LingML: Linguistic-Informed Machine Learning for Enhanced Fake News Detection
Jasraj Singh, Fang Liu, Hong Xu, Bee Chin Ng, Wei Zhang
TL;DR
LingML tackles fake news detection on social media by integrating linguistic knowledge into ML and LLM-based frameworks. It introduces LingM, a linguistic-only ML approach using 18 LIWC features, and LingL, a linguistic-enhanced LLM method that fuses these features with LLM encodings for classification. Empirical results on a COVID-19 fake news dataset show that linguistic features substantially boost performance and interpretability, with LingL achieving as low as $1.8\%$ mean error and consistently outperforming baseline LLMs (up to $17.9\%$ in certain configurations).

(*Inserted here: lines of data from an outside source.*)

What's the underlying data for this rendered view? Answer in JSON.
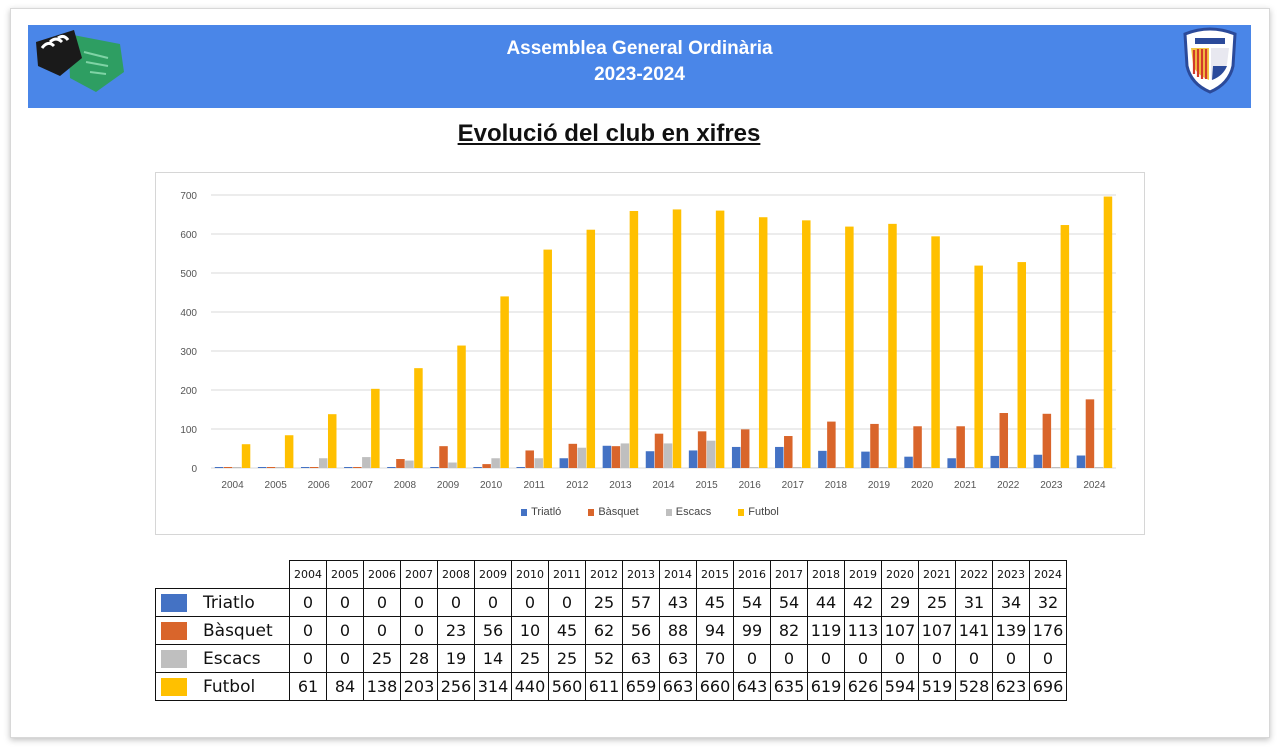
{
  "header": {
    "title_line1": "Assemblea General Ordinària",
    "title_line2": "2023-2024"
  },
  "slide_title": "Evolució del club en xifres",
  "colors": {
    "header_bg": "#4a86e8",
    "triatlo": "#4472c4",
    "basquet": "#d9652b",
    "escacs": "#bfbfbf",
    "futbol": "#ffc000"
  },
  "chart_data": {
    "type": "bar",
    "title": "",
    "xlabel": "",
    "ylabel": "",
    "ylim": [
      0,
      700
    ],
    "yticks": [
      "0",
      "100",
      "200",
      "300",
      "400",
      "500",
      "600",
      "700"
    ],
    "categories": [
      "2004",
      "2005",
      "2006",
      "2007",
      "2008",
      "2009",
      "2010",
      "2011",
      "2012",
      "2013",
      "2014",
      "2015",
      "2016",
      "2017",
      "2018",
      "2019",
      "2020",
      "2021",
      "2022",
      "2023",
      "2024"
    ],
    "legend_position": "bottom",
    "series": [
      {
        "name": "Triatló",
        "color": "#4472c4",
        "values": [
          0,
          0,
          0,
          0,
          0,
          0,
          0,
          0,
          25,
          57,
          43,
          45,
          54,
          54,
          44,
          42,
          29,
          25,
          31,
          34,
          32
        ]
      },
      {
        "name": "Bàsquet",
        "color": "#d9652b",
        "values": [
          0,
          0,
          0,
          0,
          23,
          56,
          10,
          45,
          62,
          56,
          88,
          94,
          99,
          82,
          119,
          113,
          107,
          107,
          141,
          139,
          176
        ]
      },
      {
        "name": "Escacs",
        "color": "#bfbfbf",
        "values": [
          0,
          0,
          25,
          28,
          19,
          14,
          25,
          25,
          52,
          63,
          63,
          70,
          0,
          0,
          0,
          0,
          0,
          0,
          0,
          0,
          0
        ]
      },
      {
        "name": "Futbol",
        "color": "#ffc000",
        "values": [
          61,
          84,
          138,
          203,
          256,
          314,
          440,
          560,
          611,
          659,
          663,
          660,
          643,
          635,
          619,
          626,
          594,
          519,
          528,
          623,
          696
        ]
      }
    ]
  },
  "table": {
    "years": [
      "2004",
      "2005",
      "2006",
      "2007",
      "2008",
      "2009",
      "2010",
      "2011",
      "2012",
      "2013",
      "2014",
      "2015",
      "2016",
      "2017",
      "2018",
      "2019",
      "2020",
      "2021",
      "2022",
      "2023",
      "2024"
    ],
    "rows": [
      {
        "label": "Triatlo",
        "color": "#4472c4",
        "values": [
          "0",
          "0",
          "0",
          "0",
          "0",
          "0",
          "0",
          "0",
          "25",
          "57",
          "43",
          "45",
          "54",
          "54",
          "44",
          "42",
          "29",
          "25",
          "31",
          "34",
          "32"
        ]
      },
      {
        "label": "Bàsquet",
        "color": "#d9652b",
        "values": [
          "0",
          "0",
          "0",
          "0",
          "23",
          "56",
          "10",
          "45",
          "62",
          "56",
          "88",
          "94",
          "99",
          "82",
          "119",
          "113",
          "107",
          "107",
          "141",
          "139",
          "176"
        ]
      },
      {
        "label": "Escacs",
        "color": "#bfbfbf",
        "values": [
          "0",
          "0",
          "25",
          "28",
          "19",
          "14",
          "25",
          "25",
          "52",
          "63",
          "63",
          "70",
          "0",
          "0",
          "0",
          "0",
          "0",
          "0",
          "0",
          "0",
          "0"
        ]
      },
      {
        "label": "Futbol",
        "color": "#ffc000",
        "values": [
          "61",
          "84",
          "138",
          "203",
          "256",
          "314",
          "440",
          "560",
          "611",
          "659",
          "663",
          "660",
          "643",
          "635",
          "619",
          "626",
          "594",
          "519",
          "528",
          "623",
          "696"
        ]
      }
    ]
  }
}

The work underscores the value of domain-informed features for improving generalization and transparency in misinformation detection, outlining directions for broader topic coverage and deeper integration.
Abstract
Nowadays, Information spreads at an unprecedented pace in social media and discerning truth from misinformation and fake news has become an acute societal challenge. Machine learning (ML) models have been employed to identify fake news but are far from perfect with challenging problems like limited accuracy, interpretability, and generalizability. In this paper, we enhance ML-based solutions with linguistics input and we propose LingML, linguistic-informed ML, for fake news detection. We conducted an experimental study with a popular dataset on fake news during the pandemic. The experiment results show that our proposed solution is highly effective. There are fewer than two errors out of every ten attempts with only linguistic input used in ML and the knowledge is highly explainable. When linguistics input is integrated with advanced large-scale ML models for natural language processing, our solution outperforms existing ones with 1.8% average error rate. LingML creates a new path with linguistics to push the frontier of effective and efficient fake news detection. It also sheds light on real-world multi-disciplinary applications requiring both ML and domain expertise to achieve optimal performance.